Buddig Pinwheels
Total Time: 30 mins
Preparation Time: 30 mins
Ingredients
- 2 (2 1/2 ounce) packages buddig beef, lunchmeat
- 8 ounces cream cheese, softened
- 1 tablespoon horseradish sauce (or more if you like it spicier-i used about 2t.)
- 1 1/2 teaspoons minced onions (once again, adjust to your liking)
- 1 teaspoon parsley
Recipe
- 1 mix together all ingredients except lunchmeat and set aside.
- 2 lay four slices of lunchmeat, slightly overlapping, in a row.
- 3 underneath the first row, again slightly overlapping it, lay another row of 4 slices.
- 4 repeat once more with another row (there are 12 slices in a pkg.).
- 5 they will make a square and all the slices will be overlapping another (3 rows of 4 slices each, each one overlappiing the previous row).

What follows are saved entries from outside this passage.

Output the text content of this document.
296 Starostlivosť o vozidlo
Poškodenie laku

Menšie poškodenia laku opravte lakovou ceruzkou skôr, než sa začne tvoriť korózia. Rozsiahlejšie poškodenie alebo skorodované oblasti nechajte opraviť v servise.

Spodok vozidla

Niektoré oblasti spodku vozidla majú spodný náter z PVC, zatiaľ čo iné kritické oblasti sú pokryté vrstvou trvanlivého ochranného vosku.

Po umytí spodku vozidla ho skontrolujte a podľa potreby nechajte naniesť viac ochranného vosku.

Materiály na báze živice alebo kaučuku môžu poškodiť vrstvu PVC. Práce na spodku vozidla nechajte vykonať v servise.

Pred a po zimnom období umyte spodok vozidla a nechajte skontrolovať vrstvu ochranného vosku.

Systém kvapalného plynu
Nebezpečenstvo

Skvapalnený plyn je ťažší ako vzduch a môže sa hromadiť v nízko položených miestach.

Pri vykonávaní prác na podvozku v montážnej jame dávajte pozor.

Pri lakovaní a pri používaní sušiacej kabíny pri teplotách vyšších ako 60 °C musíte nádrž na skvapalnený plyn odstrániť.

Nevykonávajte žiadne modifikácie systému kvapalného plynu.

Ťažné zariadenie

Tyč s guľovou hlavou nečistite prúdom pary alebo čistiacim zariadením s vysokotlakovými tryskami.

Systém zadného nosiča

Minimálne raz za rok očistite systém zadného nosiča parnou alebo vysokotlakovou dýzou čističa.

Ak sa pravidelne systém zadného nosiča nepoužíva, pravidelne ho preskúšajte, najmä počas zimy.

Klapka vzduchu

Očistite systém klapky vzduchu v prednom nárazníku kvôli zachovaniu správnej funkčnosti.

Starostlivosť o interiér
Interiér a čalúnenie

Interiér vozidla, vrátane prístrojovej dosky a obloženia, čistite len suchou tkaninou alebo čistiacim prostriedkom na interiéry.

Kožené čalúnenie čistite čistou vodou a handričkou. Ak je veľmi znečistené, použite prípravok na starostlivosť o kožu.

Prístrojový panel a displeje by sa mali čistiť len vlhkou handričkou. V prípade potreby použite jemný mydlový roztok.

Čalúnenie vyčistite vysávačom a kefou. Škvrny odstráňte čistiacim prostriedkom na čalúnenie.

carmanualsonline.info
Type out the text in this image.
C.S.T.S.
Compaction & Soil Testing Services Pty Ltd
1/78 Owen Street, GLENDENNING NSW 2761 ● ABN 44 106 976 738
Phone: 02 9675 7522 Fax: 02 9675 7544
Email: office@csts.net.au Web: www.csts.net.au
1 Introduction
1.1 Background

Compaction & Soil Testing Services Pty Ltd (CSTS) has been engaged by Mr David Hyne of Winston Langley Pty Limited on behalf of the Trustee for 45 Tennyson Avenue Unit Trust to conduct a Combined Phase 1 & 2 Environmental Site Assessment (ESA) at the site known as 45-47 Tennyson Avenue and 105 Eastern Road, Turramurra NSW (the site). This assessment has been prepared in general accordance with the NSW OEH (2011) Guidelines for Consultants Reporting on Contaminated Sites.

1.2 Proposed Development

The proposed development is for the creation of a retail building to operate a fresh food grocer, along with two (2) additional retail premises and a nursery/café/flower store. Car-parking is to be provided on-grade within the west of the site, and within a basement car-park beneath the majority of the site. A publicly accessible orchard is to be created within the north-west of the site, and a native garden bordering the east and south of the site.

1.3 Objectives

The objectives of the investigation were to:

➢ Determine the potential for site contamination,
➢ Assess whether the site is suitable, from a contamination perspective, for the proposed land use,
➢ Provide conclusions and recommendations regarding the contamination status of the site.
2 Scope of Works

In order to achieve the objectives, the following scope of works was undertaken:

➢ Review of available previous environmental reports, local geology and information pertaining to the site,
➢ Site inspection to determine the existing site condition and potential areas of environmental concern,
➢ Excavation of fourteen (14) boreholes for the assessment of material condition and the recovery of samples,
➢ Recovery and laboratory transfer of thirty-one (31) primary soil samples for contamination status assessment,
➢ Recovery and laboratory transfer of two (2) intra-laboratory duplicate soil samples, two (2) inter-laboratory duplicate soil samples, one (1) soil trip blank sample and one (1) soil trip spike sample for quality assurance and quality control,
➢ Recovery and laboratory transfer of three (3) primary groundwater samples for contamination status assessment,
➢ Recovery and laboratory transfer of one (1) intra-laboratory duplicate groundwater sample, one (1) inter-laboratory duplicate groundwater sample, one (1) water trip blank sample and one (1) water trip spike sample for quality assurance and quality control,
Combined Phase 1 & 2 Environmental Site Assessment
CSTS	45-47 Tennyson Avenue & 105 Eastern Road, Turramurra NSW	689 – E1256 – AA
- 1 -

- 6 gently spread 1/2 of the mixture onto the slices, the opposite direction that you overlapped the slices in (in my case it was right to left).

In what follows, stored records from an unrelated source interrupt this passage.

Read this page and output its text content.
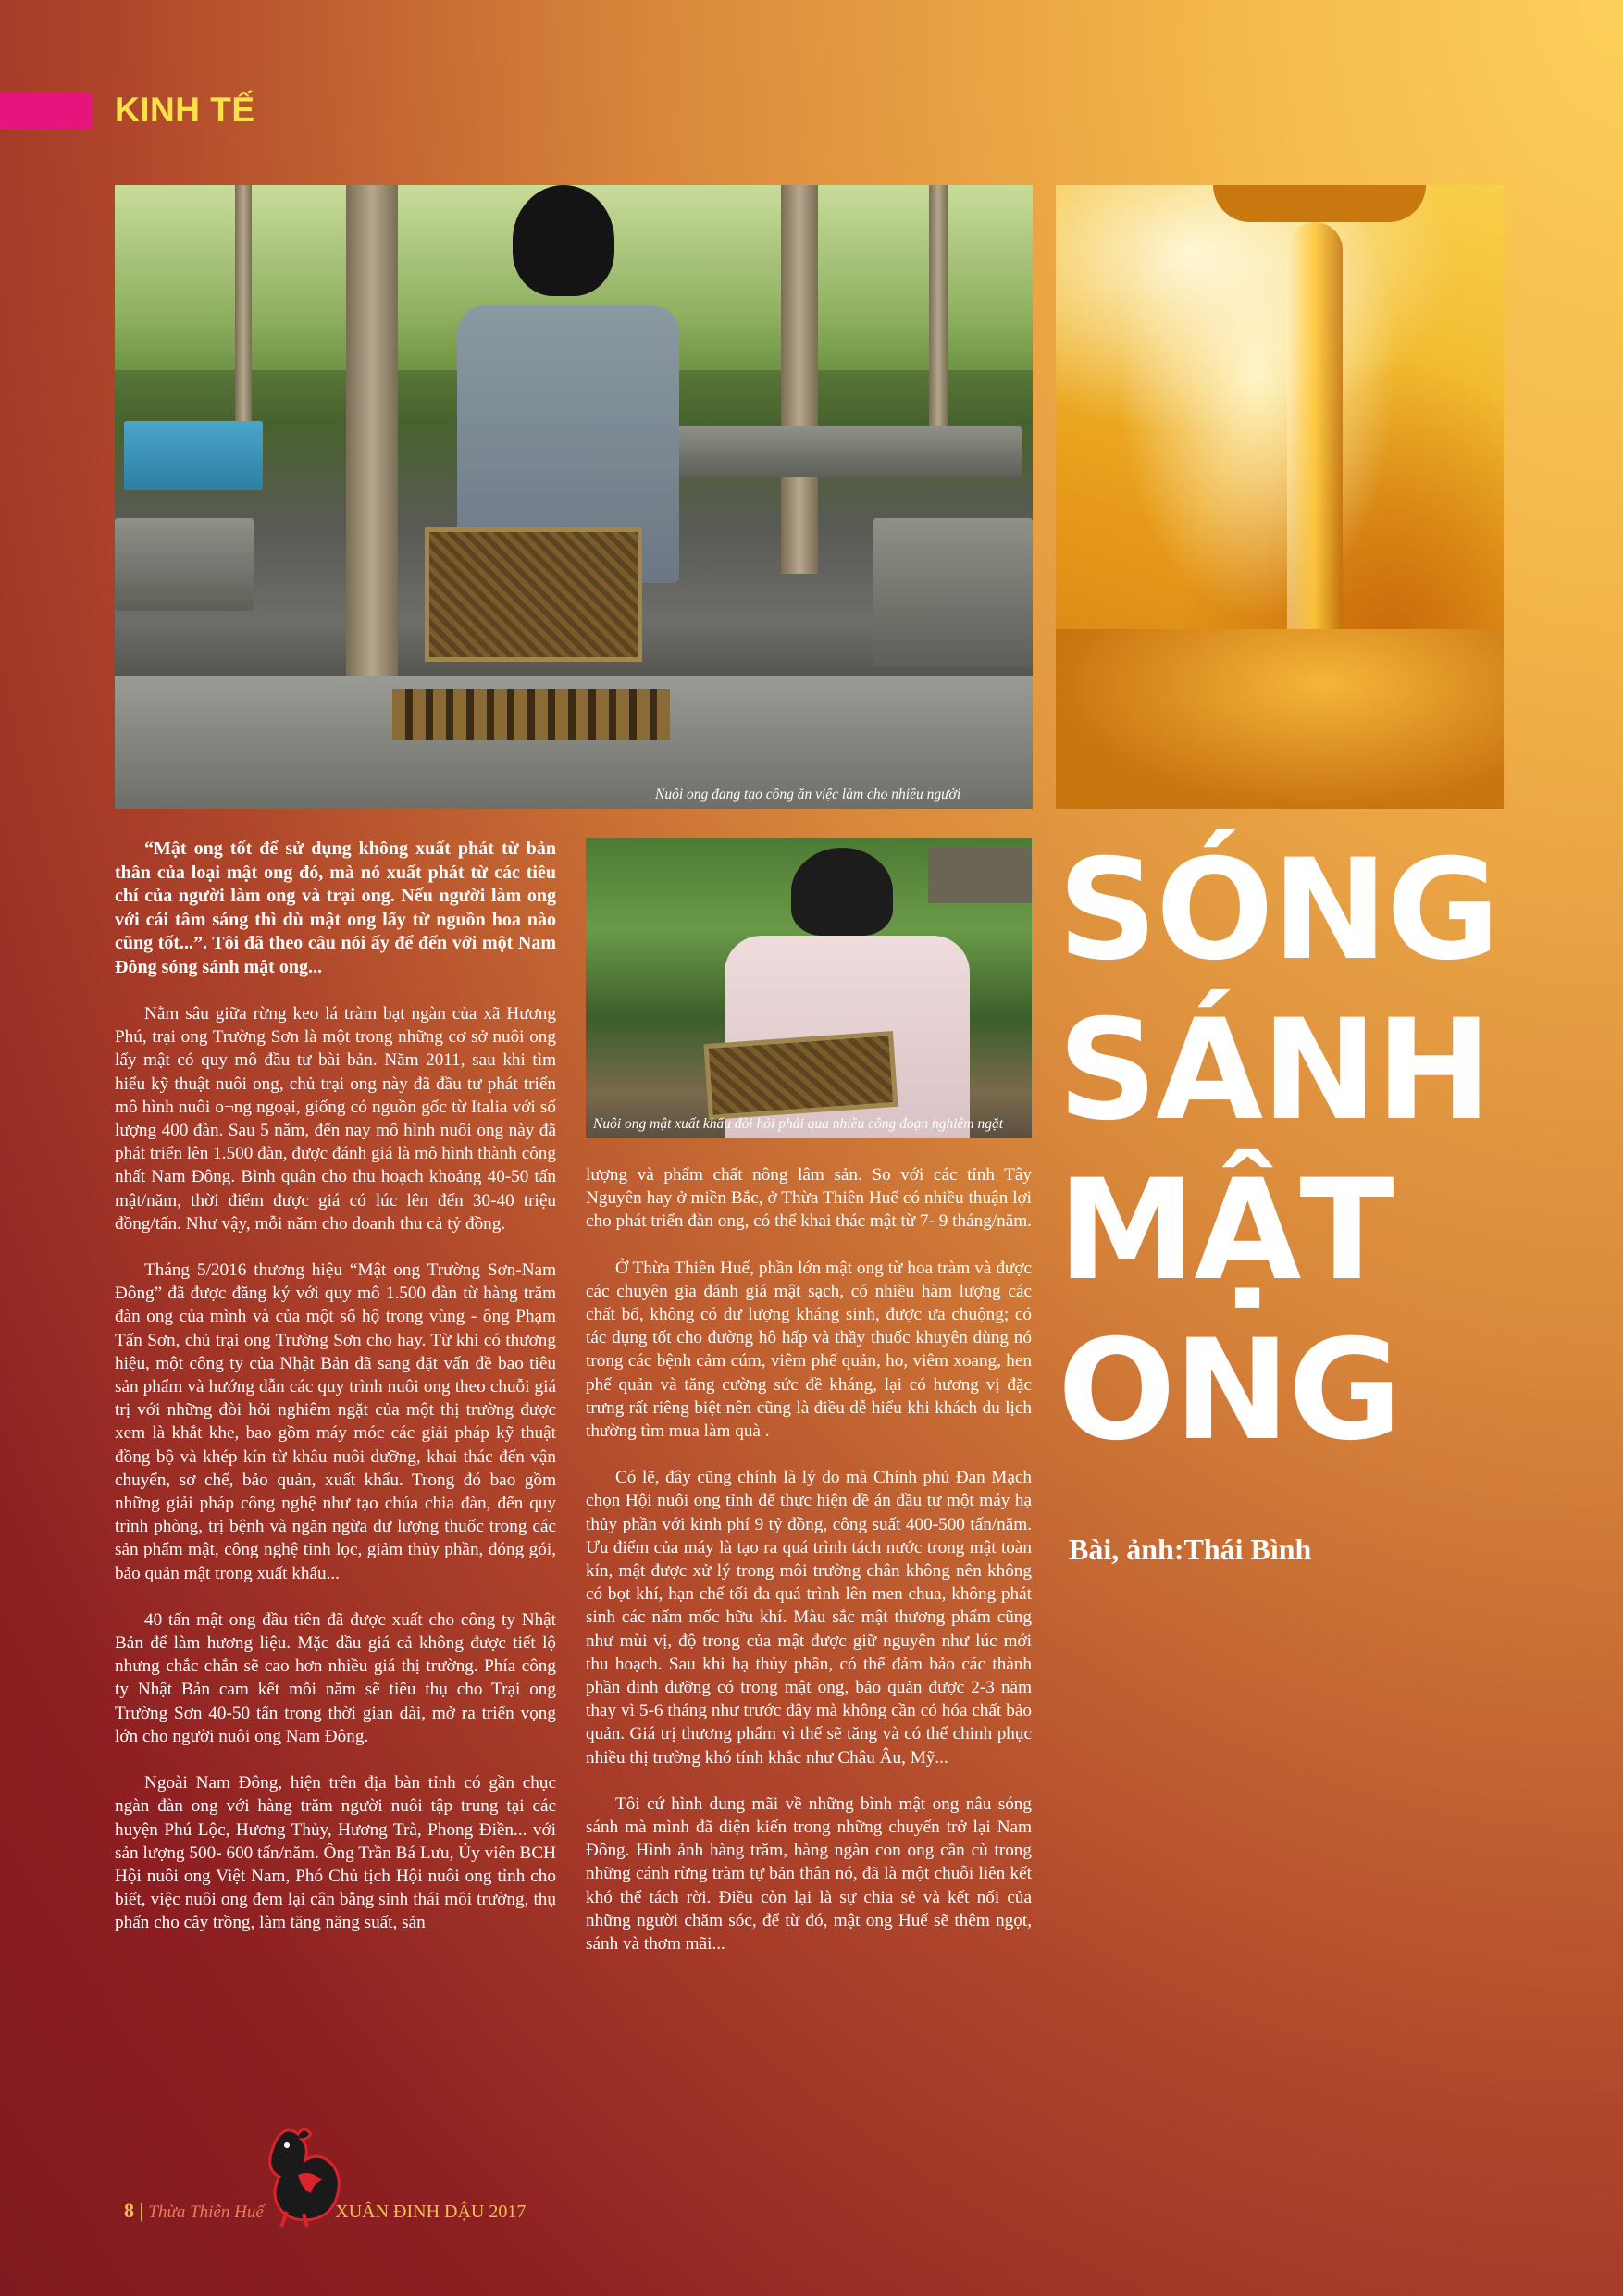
KINH TẾ
Nuôi ong đang tạo công ăn việc làm cho nhiều người
Nuôi ong mật xuất khẩu đòi hỏi phải qua nhiều công đoạn nghiêm ngặt

“Mật ong tốt để sử dụng không xuất phát từ bản thân của loại mật ong đó, mà nó xuất phát từ các tiêu chí của người làm ong và trại ong. Nếu người làm ong với cái tâm sáng thì dù mật ong lấy từ nguồn hoa nào cũng tốt...”. Tôi đã theo câu nói ấy để đến với một Nam Đông sóng sánh mật ong...

Nằm sâu giữa rừng keo lá tràm bạt ngàn của xã Hương Phú, trại ong Trường Sơn là một trong những cơ sở nuôi ong lấy mật có quy mô đầu tư bài bản. Năm 2011, sau khi tìm hiểu kỹ thuật nuôi ong, chủ trại ong này đã đầu tư phát triển mô hình nuôi o¬ng ngoại, giống có nguồn gốc từ Italia với số lượng 400 đàn. Sau 5 năm, đến nay mô hình nuôi ong này đã phát triển lên 1.500 đàn, được đánh giá là mô hình thành công nhất Nam Đông. Bình quân cho thu hoạch khoảng 40-50 tấn mật/năm, thời điểm được giá có lúc lên đến 30-40 triệu đồng/tấn. Như vậy, mỗi năm cho doanh thu cả tỷ đồng.

Tháng 5/2016 thương hiệu “Mật ong Trường Sơn-Nam Đông” đã được đăng ký với quy mô 1.500 đàn từ hàng trăm đàn ong của mình và của một số hộ trong vùng - ông Phạm Tấn Sơn, chủ trại ong Trường Sơn cho hay. Từ khi có thương hiệu, một công ty của Nhật Bản đã sang đặt vấn đề bao tiêu sản phẩm và hướng dẫn các quy trình nuôi ong theo chuỗi giá trị với những đòi hỏi nghiêm ngặt của một thị trường được xem là khắt khe, bao gồm máy móc các giải pháp kỹ thuật đồng bộ và khép kín từ khâu nuôi dưỡng, khai thác đến vận chuyển, sơ chế, bảo quản, xuất khẩu. Trong đó bao gồm những giải pháp công nghệ như tạo chúa chia đàn, đến quy trình phòng, trị bệnh và ngăn ngừa dư lượng thuốc trong các sản phẩm mật, công nghệ tinh lọc, giảm thủy phần, đóng gói, bảo quản mật trong xuất khẩu...

40 tấn mật ong đầu tiên đã được xuất cho công ty Nhật Bản để làm hương liệu. Mặc dầu giá cả không được tiết lộ nhưng chắc chắn sẽ cao hơn nhiều giá thị trường. Phía công ty Nhật Bản cam kết mỗi năm sẽ tiêu thụ cho Trại ong Trường Sơn 40-50 tấn trong thời gian dài, mở ra triển vọng lớn cho người nuôi ong Nam Đông.

Ngoài Nam Đông, hiện trên địa bàn tỉnh có gần chục ngàn đàn ong với hàng trăm người nuôi tập trung tại các huyện Phú Lộc, Hương Thủy, Hương Trà, Phong Điền... với sản lượng 500- 600 tấn/năm. Ông Trần Bá Lưu, Ủy viên BCH Hội nuôi ong Việt Nam, Phó Chủ tịch Hội nuôi ong tỉnh cho biết, việc nuôi ong đem lại cân bằng sinh thái môi trường, thụ phấn cho cây trồng, làm tăng năng suất, sản

lượng và phẩm chất nông lâm sản. So với các tỉnh Tây Nguyên hay ở miền Bắc, ở Thừa Thiên Huế có nhiều thuận lợi cho phát triển đàn ong, có thể khai thác mật từ 7- 9 tháng/năm.

Ở Thừa Thiên Huế, phần lớn mật ong từ hoa tràm và được các chuyên gia đánh giá mật sạch, có nhiều hàm lượng các chất bổ, không có dư lượng kháng sinh, được ưa chuộng; có tác dụng tốt cho đường hô hấp và thầy thuốc khuyên dùng nó trong các bệnh cảm cúm, viêm phế quản, ho, viêm xoang, hen phế quản và tăng cường sức đề kháng, lại có hương vị đặc trưng rất riêng biệt nên cũng là điều dễ hiểu khi khách du lịch thường tìm mua làm quà .

Có lẽ, đây cũng chính là lý do mà Chính phủ Đan Mạch chọn Hội nuôi ong tỉnh để thực hiện đề án đầu tư một máy hạ thủy phần với kinh phí 9 tỷ đồng, công suất 400-500 tấn/năm. Ưu điểm của máy là tạo ra quá trình tách nước trong mật toàn kín, mật được xử lý trong môi trường chân không nên không có bọt khí, hạn chế tối đa quá trình lên men chua, không phát sinh các nấm mốc hữu khí. Màu sắc mật thương phẩm cũng như mùi vị, độ trong của mật được giữ nguyên như lúc mới thu hoạch. Sau khi hạ thủy phần, có thể đảm bảo các thành phần dinh dưỡng có trong mật ong, bảo quản được 2-3 năm thay vì 5-6 tháng như trước đây mà không cần có hóa chất bảo quản. Giá trị thương phẩm vì thế sẽ tăng và có thể chinh phục nhiều thị trường khó tính khắc như Châu Âu, Mỹ...

Tôi cứ hình dung mãi về những bình mật ong nâu sóng sánh mà mình đã diện kiến trong những chuyến trở lại Nam Đông. Hình ảnh hàng trăm, hàng ngàn con ong cần cù trong những cánh rừng tràm tự bản thân nó, đã là một chuỗi liên kết khó thể tách rời. Điều còn lại là sự chia sẻ và kết nối của những người chăm sóc, để từ đó, mật ong Huế sẽ thêm ngọt, sánh và thơm mãi...

SÓNG
SÁNH
MẬT
ONG
Bài, ảnh:Thái Bình
8 | Thừa Thiên Huế	XUÂN ĐINH DẬU 2017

- 7 this will prevent the slices from bunching up while you spread, as they are thin.
- 8 starting from the bottom, roll upward, making the roll snug, but not tight.

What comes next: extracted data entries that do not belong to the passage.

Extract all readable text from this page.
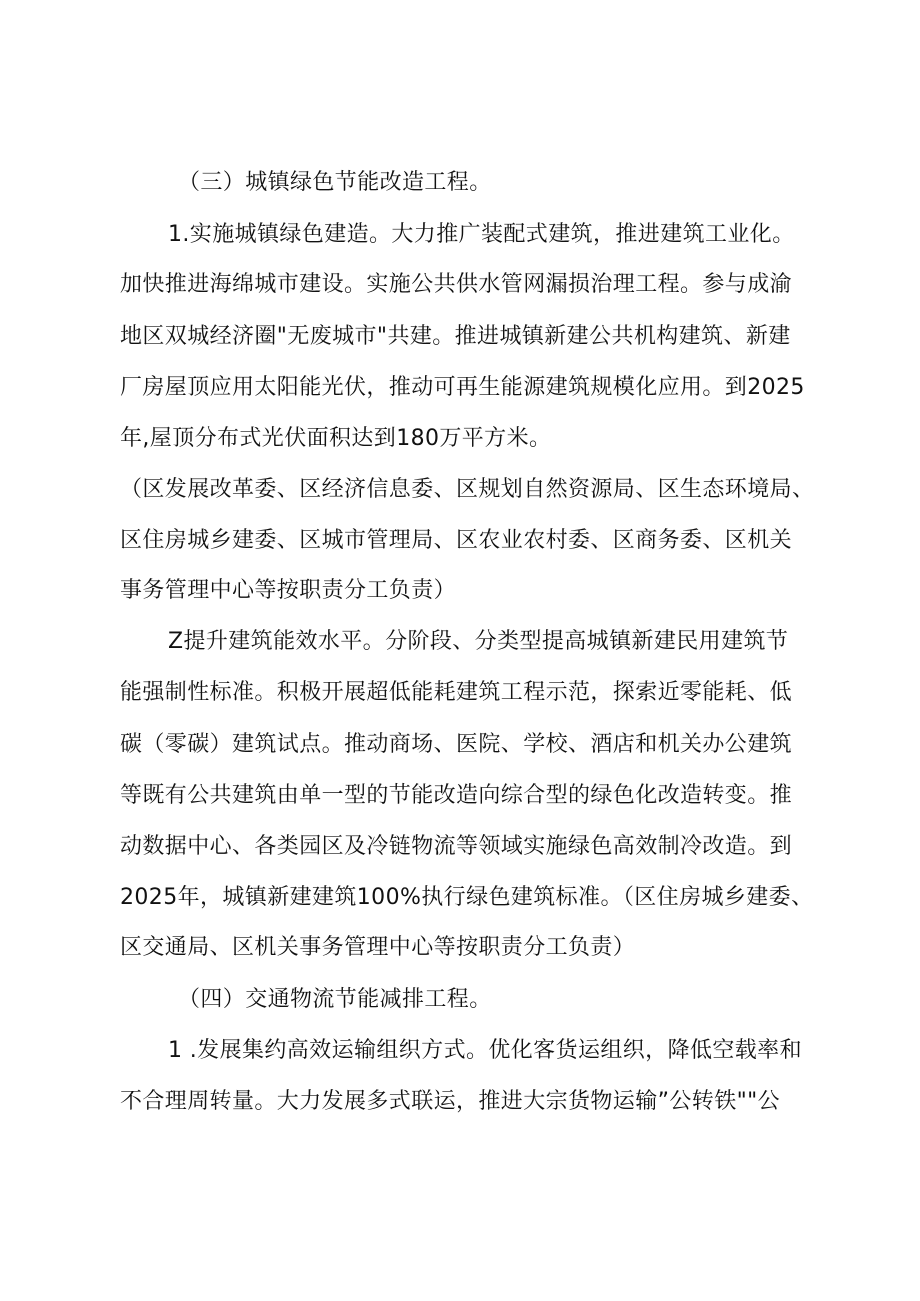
（三）城镇绿色节能改造工程。
1.实施城镇绿色建造。大力推广装配式建筑，推进建筑工业化。
加快推进海绵城市建设。实施公共供水管网漏损治理工程。参与成渝
地区双城经济圈"无废城市"共建。推进城镇新建公共机构建筑、新建
厂房屋顶应用太阳能光伏，推动可再生能源建筑规模化应用。到2025
年,屋顶分布式光伏面积达到180万平方米。
（区发展改革委、区经济信息委、区规划自然资源局、区生态环境局、
区住房城乡建委、区城市管理局、区农业农村委、区商务委、区机关
事务管理中心等按职责分工负责）
Z提升建筑能效水平。分阶段、分类型提高城镇新建民用建筑节
能强制性标准。积极开展超低能耗建筑工程示范，探索近零能耗、低
碳（零碳）建筑试点。推动商场、医院、学校、酒店和机关办公建筑
等既有公共建筑由单一型的节能改造向综合型的绿色化改造转变。推
动数据中心、各类园区及冷链物流等领域实施绿色高效制冷改造。到
2025年，城镇新建建筑100%执行绿色建筑标准。（区住房城乡建委、
区交通局、区机关事务管理中心等按职责分工负责）
（四）交通物流节能减排工程。
1 .发展集约高效运输组织方式。优化客货运组织，降低空载率和
不合理周转量。大力发展多式联运，推进大宗货物运输”公转铁""公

- 9 when you get to the section where the slices overlap, use a thin amount of the mixture to glue it to the roll.
- 10 continue to the top of the roll, and"glue" it together so the roll is smooth.
- 11 gently wrap the roll in saran wrap and chill for at least 1 hour or until firm.
- 12 cut into slices about 1" thick.
- 13 this makes one roll.
- 14 repeat with the other pkg of meat and mixture to make a second roll.